Cameroon are probably heading out of the Confederations Cup but that did not stop Hugo Broos from becoming a bit miffed at a certain line of questioning on day eight of the tournament.
Elsewhere, Germany boss Joachim Low has been showing off a wide array of (somewhat disrupting) skills and Russia boss Stanislav Cherchesov might just have been asked his favourite ever question.
There's also a musician (of saw-ts) in Moscow and a trip to Ivan the Terrible's old island fortress, stuck out in the middle of a vast river.
CAMEROON ON THE BEACH?
Thing might not have gone entirely to plan for Cameroon at the Confederations Cup but Hugo Broos' men have far from disgraced themselves in their matches against Chile and Australia.

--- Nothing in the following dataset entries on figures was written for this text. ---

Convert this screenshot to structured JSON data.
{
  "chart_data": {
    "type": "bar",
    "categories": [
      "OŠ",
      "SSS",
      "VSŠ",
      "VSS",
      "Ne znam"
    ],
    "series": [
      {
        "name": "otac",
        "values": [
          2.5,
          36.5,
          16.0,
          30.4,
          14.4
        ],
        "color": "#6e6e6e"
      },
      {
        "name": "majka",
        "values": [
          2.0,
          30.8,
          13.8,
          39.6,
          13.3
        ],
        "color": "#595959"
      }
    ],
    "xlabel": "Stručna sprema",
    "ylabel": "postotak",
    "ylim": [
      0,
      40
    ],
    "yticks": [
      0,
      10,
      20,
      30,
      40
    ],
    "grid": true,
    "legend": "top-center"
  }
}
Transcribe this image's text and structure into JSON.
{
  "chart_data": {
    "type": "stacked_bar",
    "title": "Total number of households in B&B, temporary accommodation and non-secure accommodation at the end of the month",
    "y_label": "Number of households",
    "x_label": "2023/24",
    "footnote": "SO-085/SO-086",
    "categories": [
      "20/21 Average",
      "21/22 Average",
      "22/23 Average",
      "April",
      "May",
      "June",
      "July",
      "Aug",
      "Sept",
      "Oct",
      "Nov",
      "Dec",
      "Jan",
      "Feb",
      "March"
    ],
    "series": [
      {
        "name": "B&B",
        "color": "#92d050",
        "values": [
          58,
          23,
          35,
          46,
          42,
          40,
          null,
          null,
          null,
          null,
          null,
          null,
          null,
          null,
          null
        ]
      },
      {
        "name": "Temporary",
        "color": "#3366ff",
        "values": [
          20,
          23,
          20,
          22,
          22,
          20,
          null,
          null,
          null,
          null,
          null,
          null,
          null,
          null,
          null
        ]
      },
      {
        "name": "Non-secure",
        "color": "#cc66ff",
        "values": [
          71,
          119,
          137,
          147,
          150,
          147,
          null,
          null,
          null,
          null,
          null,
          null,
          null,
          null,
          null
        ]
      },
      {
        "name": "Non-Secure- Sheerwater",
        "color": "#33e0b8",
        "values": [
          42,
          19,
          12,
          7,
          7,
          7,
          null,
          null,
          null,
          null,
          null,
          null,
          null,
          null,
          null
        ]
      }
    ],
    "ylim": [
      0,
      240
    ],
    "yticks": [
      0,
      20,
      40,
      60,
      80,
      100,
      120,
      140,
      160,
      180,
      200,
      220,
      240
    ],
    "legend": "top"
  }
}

Nevertheless, a return of one point from two games means they must beat world champions Germany by two clear goals in Sochi on Sunday to stay in the tournament.
Still, it seemed a little mean for a reporter to ask Broos' at his pre-match briefing whether his players had already booked their holidays.
"I think I can say that the players are ready to wait a little bit longer until they decide on their holiday," the veteran tactician huffed. "They will decide after tomorrow's match."
IVAN'S OLD FORTRESS IS FAR FROM TERRIBLE
One real positive of FIFA's Confederations Cup plans has been the excursions that allow visiting and local media to visit key attractions around the host cities.
Friday's trip took us out of Kazan and into Tatarstan country proper, before we crossed the man-made road bridge to Sviyazhsk Island, a tiny community stuck out in the vast Volga river.
Sviyazhsk was built by Ivan the Terrible's army in the 16th century. The fearsome Russian warlord constructed a flat-pack fortress that could be floated down the river and erected on the island, giving the army a stronghold from which they could lay siege to Kazan and the lands further south.
These days, it's home to impressive cathedrals - including Ivan's original wooden one - as well as a monastery, plus a small community comprising a little over 250 people.
The architecture, local cuisine and fearsome thunderstorms gave a real insight into more traditional Tatarstan life. Plus, it was nice to get soaking wet somewhere other than at Kazan Arena.
Cathedral/monastery on Sviyazhsk Island. It's home to 252 people and at least three cats. pic.twitter.com/czNbRQzXLn-- Joe Wright (@JoeWright004) June 23, 2017
DEVIOUS QUESTION CHARMS CHERCHESOV
It's not always easy to get in the key questions at a news conference, especially when the host nation of a tournament are in attendance and the room is getting busy.
Time is of the essence when the microphone passes and it's not always easy to get your points across in the most salient way.
One intrepid Russian reporter did his best to work several queries into one 20-second spell, asking Stanislav Cherchesov about Russia's recent struggles in tournaments, the quality of the latest team and the difference in the current set-up without taking a breath.
He left the Russia boss suitably impressed. "This is not one question, it's 10 wrapped into one!" he said. "It's masterful. You certainly know how to ask questions."
JOGI LOW: MASTER TACTICIAN, BELLIGERENT BALL BOY, NEWS CONFERENCE NUISANCE
Head coach Joachim Low leads Germany for the 150th time on Sunday and will pick up his 100th win if the world champions overcome Cameroon in Sochi - a feat of phenomenal achievement, longevity and numerical neatness.
However, no job is too small for the meticulous Low, who could be seen retrieving balls from one of the goals at training on Saturday morning as his youthful squad made merry in the sunshine.
Comeuppance of sorts arrived for Schalke midfielder Leon Goretzka as he addressed the media afterwards, when a beaming Low burst through a side door to herald an abrupt end to his player's news conference.
The 57-year-old was duly amused and certainly does not look like a man at all weighed down by stresses or strains in one of world football's most prestigious jobs.
Standing in the environs of Moscow's Red Square is an opportunity to take in the sheer majesty of the Russian capital.
The architecture is jaw-dropping with every building, most notably the one standing behind the imposing red walls surrounding the Kremlin, steeped in history and with its own tale to tell.
It's an awe-inspiring place where you can stroll for hours on end and not get bored of the sights and sounds you come across.
And then you bump into this fella!
Quite how he discovered his hidden 'talent' for playing the saw is a mystery.
The fact he still possesses 10 fingers was impressive, his version of 'The Great Pretender' less so.